Students Abby Tichelaar and Cole Herring on Wednesday pitched their edible packaging plan to NASA experts including astronaut Victor J. Glover. He recently served as pilot and second-in-command on the Crew-1 SpaceX Crew Dragon, named Resilience, and served as flight engineer on the International Space Station for Expedition 64.

The GRCC Raider Fuel NASA HUNCH teams are working under the direction of the Secchia Institute for Culinary Education, with Dr. Werner Absenger, Secchia’s program director, and Chef Jennifer Struik serving as coaches.

The Secchia Institute is partnering with the Ottawa Area Intermediate School District’s Careerline Tech Center for the culinary competition.

This year’s theme was hearty ethnic soups or stews, and the GRCC team prepared Austrian style steak soup, following strict dietary guidelines. Students closely watched levels of sodium, fat, saturated fat and looked for higher levels of fiber. Students wanted to create a meal that was flavorful, but would not create difficulties for astronauts in space.

“We learned how to be adaptable,” said Bird, who has been working on the project since September. “You have to be ready for just about anything that could happen.

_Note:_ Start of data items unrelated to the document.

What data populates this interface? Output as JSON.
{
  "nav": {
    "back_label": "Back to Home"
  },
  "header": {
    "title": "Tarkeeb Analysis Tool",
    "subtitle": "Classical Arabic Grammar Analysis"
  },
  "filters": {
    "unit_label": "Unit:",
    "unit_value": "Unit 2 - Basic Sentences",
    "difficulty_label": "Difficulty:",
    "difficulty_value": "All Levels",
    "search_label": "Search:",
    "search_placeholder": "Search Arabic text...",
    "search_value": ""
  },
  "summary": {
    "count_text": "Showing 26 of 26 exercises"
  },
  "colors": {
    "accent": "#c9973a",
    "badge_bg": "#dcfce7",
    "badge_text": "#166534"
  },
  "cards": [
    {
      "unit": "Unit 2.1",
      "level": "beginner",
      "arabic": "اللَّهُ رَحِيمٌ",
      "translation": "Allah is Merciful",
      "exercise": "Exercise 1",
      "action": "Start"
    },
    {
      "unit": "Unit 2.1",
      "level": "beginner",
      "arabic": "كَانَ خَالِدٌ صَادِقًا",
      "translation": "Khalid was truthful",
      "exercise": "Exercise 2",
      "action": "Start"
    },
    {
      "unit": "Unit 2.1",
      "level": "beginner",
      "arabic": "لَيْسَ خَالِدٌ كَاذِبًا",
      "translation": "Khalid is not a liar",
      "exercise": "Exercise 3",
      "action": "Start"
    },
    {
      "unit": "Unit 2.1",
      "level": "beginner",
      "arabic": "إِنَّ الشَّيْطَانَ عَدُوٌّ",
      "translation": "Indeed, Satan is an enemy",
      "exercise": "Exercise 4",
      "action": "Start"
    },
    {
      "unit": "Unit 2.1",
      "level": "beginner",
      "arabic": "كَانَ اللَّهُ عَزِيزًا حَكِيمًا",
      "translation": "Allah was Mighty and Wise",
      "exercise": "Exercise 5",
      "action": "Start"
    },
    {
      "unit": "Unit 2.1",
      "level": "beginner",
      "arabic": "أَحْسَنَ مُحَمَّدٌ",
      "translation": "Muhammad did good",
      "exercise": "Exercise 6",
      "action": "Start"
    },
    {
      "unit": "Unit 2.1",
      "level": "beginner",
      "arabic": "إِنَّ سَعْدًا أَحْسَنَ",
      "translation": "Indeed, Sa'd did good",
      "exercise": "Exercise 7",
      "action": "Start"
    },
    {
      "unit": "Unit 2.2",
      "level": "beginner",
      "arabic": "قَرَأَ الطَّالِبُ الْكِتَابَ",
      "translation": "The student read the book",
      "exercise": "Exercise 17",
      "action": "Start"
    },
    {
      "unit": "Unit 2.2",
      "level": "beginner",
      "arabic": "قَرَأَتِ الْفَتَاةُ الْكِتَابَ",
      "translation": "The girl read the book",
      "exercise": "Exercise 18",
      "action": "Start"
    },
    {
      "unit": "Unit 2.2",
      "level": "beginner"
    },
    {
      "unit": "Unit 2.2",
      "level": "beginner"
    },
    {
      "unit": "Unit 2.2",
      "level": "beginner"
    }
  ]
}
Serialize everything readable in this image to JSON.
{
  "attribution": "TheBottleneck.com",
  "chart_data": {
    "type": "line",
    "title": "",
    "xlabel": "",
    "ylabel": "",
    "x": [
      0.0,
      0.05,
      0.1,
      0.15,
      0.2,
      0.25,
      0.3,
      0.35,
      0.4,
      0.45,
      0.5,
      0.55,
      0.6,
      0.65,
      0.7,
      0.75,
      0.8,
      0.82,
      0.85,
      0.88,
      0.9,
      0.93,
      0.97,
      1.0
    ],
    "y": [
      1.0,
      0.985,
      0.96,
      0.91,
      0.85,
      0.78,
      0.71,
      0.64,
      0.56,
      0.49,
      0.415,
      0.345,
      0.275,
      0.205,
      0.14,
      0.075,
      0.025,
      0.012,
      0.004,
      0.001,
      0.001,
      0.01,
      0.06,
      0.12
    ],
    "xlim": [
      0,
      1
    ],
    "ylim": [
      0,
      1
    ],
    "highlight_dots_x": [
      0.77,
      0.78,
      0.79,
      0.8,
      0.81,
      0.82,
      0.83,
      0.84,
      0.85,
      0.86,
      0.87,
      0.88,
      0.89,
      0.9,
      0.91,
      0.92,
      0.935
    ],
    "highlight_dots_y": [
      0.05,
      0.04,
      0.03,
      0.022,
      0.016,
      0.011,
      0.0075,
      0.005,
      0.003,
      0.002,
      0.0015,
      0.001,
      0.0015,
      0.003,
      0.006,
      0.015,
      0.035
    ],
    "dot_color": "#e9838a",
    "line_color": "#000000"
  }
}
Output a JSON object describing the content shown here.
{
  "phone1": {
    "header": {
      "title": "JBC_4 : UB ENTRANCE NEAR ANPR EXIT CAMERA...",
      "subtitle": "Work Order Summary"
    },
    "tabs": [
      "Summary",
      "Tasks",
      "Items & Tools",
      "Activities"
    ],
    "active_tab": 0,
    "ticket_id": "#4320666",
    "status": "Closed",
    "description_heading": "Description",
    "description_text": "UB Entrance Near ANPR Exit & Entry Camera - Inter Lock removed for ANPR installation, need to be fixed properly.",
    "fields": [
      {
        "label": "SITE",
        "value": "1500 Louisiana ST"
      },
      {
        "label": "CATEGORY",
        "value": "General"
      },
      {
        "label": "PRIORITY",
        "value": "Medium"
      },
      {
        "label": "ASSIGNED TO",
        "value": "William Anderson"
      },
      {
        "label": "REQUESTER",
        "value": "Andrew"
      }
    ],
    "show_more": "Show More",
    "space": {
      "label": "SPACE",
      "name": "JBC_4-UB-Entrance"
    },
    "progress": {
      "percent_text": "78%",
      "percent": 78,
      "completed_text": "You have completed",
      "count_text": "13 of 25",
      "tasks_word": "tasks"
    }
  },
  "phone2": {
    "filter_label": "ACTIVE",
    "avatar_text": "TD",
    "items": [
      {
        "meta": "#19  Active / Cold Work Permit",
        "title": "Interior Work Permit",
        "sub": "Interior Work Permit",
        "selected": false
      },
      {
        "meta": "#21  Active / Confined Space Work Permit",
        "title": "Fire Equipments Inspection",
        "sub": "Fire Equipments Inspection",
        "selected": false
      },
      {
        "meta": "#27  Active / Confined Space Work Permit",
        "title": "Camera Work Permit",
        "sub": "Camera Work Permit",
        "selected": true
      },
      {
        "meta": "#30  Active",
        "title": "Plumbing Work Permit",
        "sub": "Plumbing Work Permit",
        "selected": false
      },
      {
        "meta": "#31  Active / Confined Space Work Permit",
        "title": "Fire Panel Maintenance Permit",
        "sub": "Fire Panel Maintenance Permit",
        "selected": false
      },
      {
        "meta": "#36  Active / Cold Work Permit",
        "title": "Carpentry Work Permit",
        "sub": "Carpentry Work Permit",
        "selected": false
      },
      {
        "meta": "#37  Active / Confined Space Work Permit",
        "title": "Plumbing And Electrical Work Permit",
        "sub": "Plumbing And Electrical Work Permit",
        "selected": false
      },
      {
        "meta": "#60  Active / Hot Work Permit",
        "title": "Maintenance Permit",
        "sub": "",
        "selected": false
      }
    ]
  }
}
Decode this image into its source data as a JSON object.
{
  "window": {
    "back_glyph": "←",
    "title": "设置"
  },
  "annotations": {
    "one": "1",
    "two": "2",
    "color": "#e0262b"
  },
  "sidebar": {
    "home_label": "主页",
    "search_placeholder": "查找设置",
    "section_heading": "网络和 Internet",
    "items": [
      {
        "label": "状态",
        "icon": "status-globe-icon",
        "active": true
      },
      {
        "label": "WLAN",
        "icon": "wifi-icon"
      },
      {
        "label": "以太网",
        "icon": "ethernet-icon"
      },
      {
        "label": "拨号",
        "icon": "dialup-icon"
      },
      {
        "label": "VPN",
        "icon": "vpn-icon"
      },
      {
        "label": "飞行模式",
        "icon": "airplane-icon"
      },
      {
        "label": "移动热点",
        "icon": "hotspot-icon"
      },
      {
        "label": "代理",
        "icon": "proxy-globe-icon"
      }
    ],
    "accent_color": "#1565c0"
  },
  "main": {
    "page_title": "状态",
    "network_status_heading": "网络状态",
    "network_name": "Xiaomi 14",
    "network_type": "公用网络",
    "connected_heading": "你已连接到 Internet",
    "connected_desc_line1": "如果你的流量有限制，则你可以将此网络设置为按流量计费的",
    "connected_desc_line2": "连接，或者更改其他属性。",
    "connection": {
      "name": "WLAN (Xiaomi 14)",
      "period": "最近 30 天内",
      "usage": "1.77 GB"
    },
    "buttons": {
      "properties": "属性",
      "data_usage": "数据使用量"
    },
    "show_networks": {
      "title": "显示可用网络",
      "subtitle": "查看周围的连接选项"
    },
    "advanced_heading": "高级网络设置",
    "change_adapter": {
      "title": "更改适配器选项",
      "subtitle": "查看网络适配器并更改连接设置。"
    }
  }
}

The second team, through a middle college partnership with the Kent Intermediate School District’s Launch U program, was among five finalists in the Health and Biomedical Science category.

Thursday’s competition took place in the space center’s Food Lab, with all 10 teams preparing dishes as judges, guests and even celebrity chef Joshua Weissman peeking over their shoulders and conducting interviews.

Tichelaar and Herring are mechanical design students and devised edible cargo boxes in an interdisciplinary project with a goal of eliminating waste on missions, where space on aircraft is at a premium.

Their edible cargo transfer boxes hold nutrition bars, and at the end of its life cycle upcycled into an edible solution, such as gummy bears, recycled, or downcycled into plastic components.

Vanderwall said the experience opened his eyes to the wide variety of careers within the culinary world.

“There are so many ways you can go and things you can do in this field,” he said.

Students said they had some time to explore the space center, learning about the Apollo missions and Mars expeditions.

The competition was intense, but students said they had some time to meet some of the other teams from around the country.

“We swapped samples,” Wanderwall said. “I liked ours better.”